方砚的意识,像一面盾牌,挡在了岑星和那股侵蚀力量之间。侵蚀疯狂冲击着方砚的意识,岑星“听见”了方砚意识被撕裂、被污染、被消融的声音。
“不!老师!”岑星想推开他。
“别动……这是……我欠你的……”方砚的意识越来越弱,但牢牢钉在那里,“记住……疤痕的坐标……形状……找到……‘医生’……”
最后的话语,破碎,消散。
方砚的意识,彻底被侵蚀吞没,消失了。
但那股侵蚀力量,也因方砚的阻挡,出现了瞬间的迟滞。
“就是现在!”共鸣体的声音再次炸响,“强制超载稳定水晶!引发能量逆流!炸断连接!”
现实中,方舟号剧烈震动。稳定水晶爆发出刺眼的白光,然后“咔嚓”一声,碎裂。连接被物理性炸断。
岑星的意识被猛地拽回身体,像从万丈悬崖跌落。他睁开眼,眼前一片血红,耳朵里是尖锐的耳鸣。他感到全身每一根神经都在燃烧,脑子里塞满了破碎、恐怖、无法理解的信息。

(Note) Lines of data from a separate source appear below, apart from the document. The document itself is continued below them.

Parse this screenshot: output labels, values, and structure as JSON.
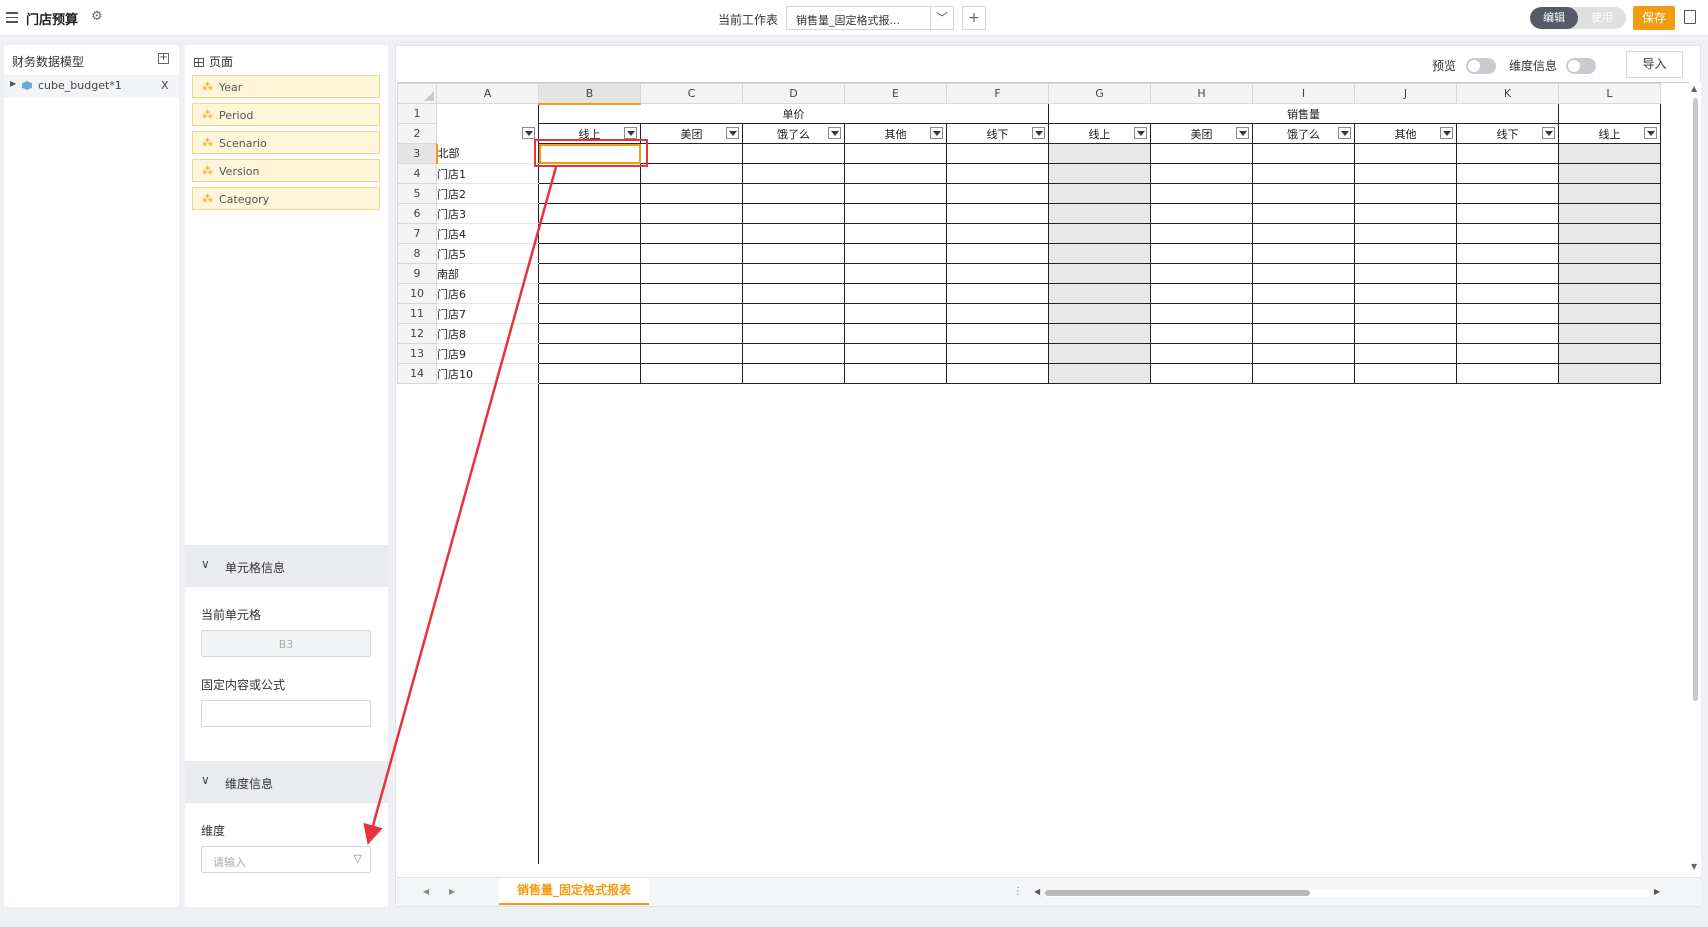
{
  "topbar": {
    "title": "门店预算",
    "current_sheet_label": "当前工作表",
    "current_sheet_value": "销售量_固定格式报...",
    "mode_edit": "编辑",
    "mode_use": "使用",
    "save_label": "保存"
  },
  "model_panel": {
    "title": "财务数据模型",
    "cube_name": "cube_budget*1",
    "close_label": "X"
  },
  "dims_panel": {
    "page_label": "页面",
    "dims": [
      "Year",
      "Period",
      "Scenario",
      "Version",
      "Category"
    ]
  },
  "cell_info": {
    "title": "单元格信息",
    "current_cell_label": "当前单元格",
    "current_cell_value": "B3",
    "formula_label": "固定内容或公式",
    "formula_value": ""
  },
  "dim_info": {
    "title": "维度信息",
    "dimension_label": "维度",
    "dimension_placeholder": "请输入"
  },
  "sheet_toolbar": {
    "preview_label": "预览",
    "preview_on": false,
    "dim_info_label": "维度信息",
    "dim_info_on": false,
    "import_label": "导入"
  },
  "grid": {
    "columns": [
      "A",
      "B",
      "C",
      "D",
      "E",
      "F",
      "G",
      "H",
      "I",
      "J",
      "K",
      "L"
    ],
    "selected_column": "B",
    "selected_row": 3,
    "group_headers": [
      "单价",
      "销售量"
    ],
    "sub_headers": [
      "线上",
      "美团",
      "饿了么",
      "其他",
      "线下",
      "线上",
      "美团",
      "饿了么",
      "其他",
      "线下",
      "线上"
    ],
    "row_numbers": [
      1,
      2,
      3,
      4,
      5,
      6,
      7,
      8,
      9,
      10,
      11,
      12,
      13,
      14
    ],
    "row_labels": [
      "北部",
      "门店1",
      "门店2",
      "门店3",
      "门店4",
      "门店5",
      "南部",
      "门店6",
      "门店7",
      "门店8",
      "门店9",
      "门店10"
    ],
    "gray_columns": [
      "G",
      "L"
    ]
  },
  "tabs": {
    "active": "销售量_固定格式报表"
  },
  "colors": {
    "accent": "#f39c12",
    "highlight_red": "#e8333a"
  }
}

控制台前,陈明宇瘫在座椅上,双眼翻白,口鼻出血,已经失去意识。稳定水晶的碎片在舱室里飘浮,冒着青烟。方舟号的系统警报疯狂嘶鸣,大部分屏幕黑屏。
“陈明宇!”岑星挣扎着爬过去,探他的鼻息。微弱,但还有。
“报告……状态……”他嘶哑地对司辰说。
“稳定水晶损毁。主引擎离线。护盾能量剩余7%。生命支持系统……勉强运行。陈明宇博士生命体征微弱,意识活动……极度紊乱。外部检测到……多艘联盟战舰正在靠近,是凯伦的舰队。他们……已经把我们包围了。”
岑星靠在控制台上,感觉全身的力气都被抽空。他抬起头,看向舷窗外。
漆黑的太空中,十几艘庞大的联盟战舰,炮口闪烁着冰冷的能量光芒,将小小的方舟号,死死地围在中央。
而在战舰后方,更远处的太阳方向,他仿佛还能“看见”那个巨大的、黑暗的、带着恶意的“疤痕”,在银河系的心脏深处,冷冷地“注视”着这里。
方砚用最后的存在,为他换来了一条信息,和一个警告。
但他不知道,自己还有没有时间,去找到那个“医生”。
或者,他们所有人,都已经是那个“疤痕”的……感染目标了。